Wednesday, September 2nd, 2009

Krazy&IgnatzA lot of people when asked “Who were the first cat and mouse team in comic strips?” typically answer Tom & Jerry or Sylvester & Speedy Gonzales. But very few know about ‘Krazy Kat and Ignatz Mouse’.

Krazy Kat was first conceived by George Herriman in 1903 when he appeared in a newspaper gag panel as a tiny black kitten with a white bow in the ‘washbolla’. Krazy was really no more than a black smudge on the page. But the cat continued to appear in George’s work until September 6th, 1903 when he got his first half page comic strip. Thus the Kat was born and given a name! He continued to grow in popularity and soon in 1913 regular “Krazy Kat” comic strips were found in pages of the New York Journal.

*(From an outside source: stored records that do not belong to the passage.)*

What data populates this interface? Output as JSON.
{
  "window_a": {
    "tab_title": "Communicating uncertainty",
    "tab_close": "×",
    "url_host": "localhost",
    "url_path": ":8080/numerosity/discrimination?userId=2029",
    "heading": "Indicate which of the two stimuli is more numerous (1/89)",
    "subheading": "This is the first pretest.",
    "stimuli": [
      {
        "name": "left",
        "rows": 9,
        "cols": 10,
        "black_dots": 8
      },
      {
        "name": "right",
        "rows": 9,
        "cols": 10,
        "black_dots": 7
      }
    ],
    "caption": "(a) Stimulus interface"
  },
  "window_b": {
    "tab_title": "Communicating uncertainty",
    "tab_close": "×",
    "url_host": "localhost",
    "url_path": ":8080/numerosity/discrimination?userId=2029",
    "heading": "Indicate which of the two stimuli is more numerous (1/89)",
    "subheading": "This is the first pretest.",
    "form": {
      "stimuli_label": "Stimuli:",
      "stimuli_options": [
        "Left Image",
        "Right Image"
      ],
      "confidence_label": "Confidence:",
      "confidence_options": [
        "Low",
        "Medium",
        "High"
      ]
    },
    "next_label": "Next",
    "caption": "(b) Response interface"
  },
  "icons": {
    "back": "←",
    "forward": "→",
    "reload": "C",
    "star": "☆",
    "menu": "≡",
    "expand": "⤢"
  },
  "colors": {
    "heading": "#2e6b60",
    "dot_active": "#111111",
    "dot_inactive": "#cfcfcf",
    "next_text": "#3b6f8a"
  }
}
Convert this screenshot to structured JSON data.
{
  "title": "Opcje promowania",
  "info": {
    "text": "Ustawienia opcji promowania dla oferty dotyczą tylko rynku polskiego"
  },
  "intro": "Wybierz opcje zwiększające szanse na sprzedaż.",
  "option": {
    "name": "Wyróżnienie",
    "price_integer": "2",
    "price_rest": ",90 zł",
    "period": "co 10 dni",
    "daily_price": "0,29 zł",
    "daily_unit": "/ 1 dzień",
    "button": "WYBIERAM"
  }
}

It wasn’t long afterwards that George took a simple mouse that appeared in the backgrounds of his comic strips and pair him up with Krazy Kat and the birth of the first cat and mouse team was born. Ignatz mouse was depicted as an angry straight man that reacted to Krazy’s mad off the wall insights and remarks. Krazy was a carefree indeterminate gender cat who constantly tried to ‘win’ Ignatz heart. The mouse, clearly offended by this would hurl a brick at the cat’s head, but Krazy took this as an expression of love. You could say there was also a bit of a love triangle, due to the fact that there was also a bull dog involved in later strips acting like the ‘protective’ boyfriend of Ignatz, but that gets confusing to follow.

And so, Krazy and Ignatz mouse along with a few other friends from Coconino Country told their tale in Sunday newspapers across the country week after week, then year after year! Biographically there really isn’t more to say about George Herriman’s career. He did go on to make a few animated ‘shorts’ of Krazy and Ignatz, but never really got to give the production the direction they sorely needed.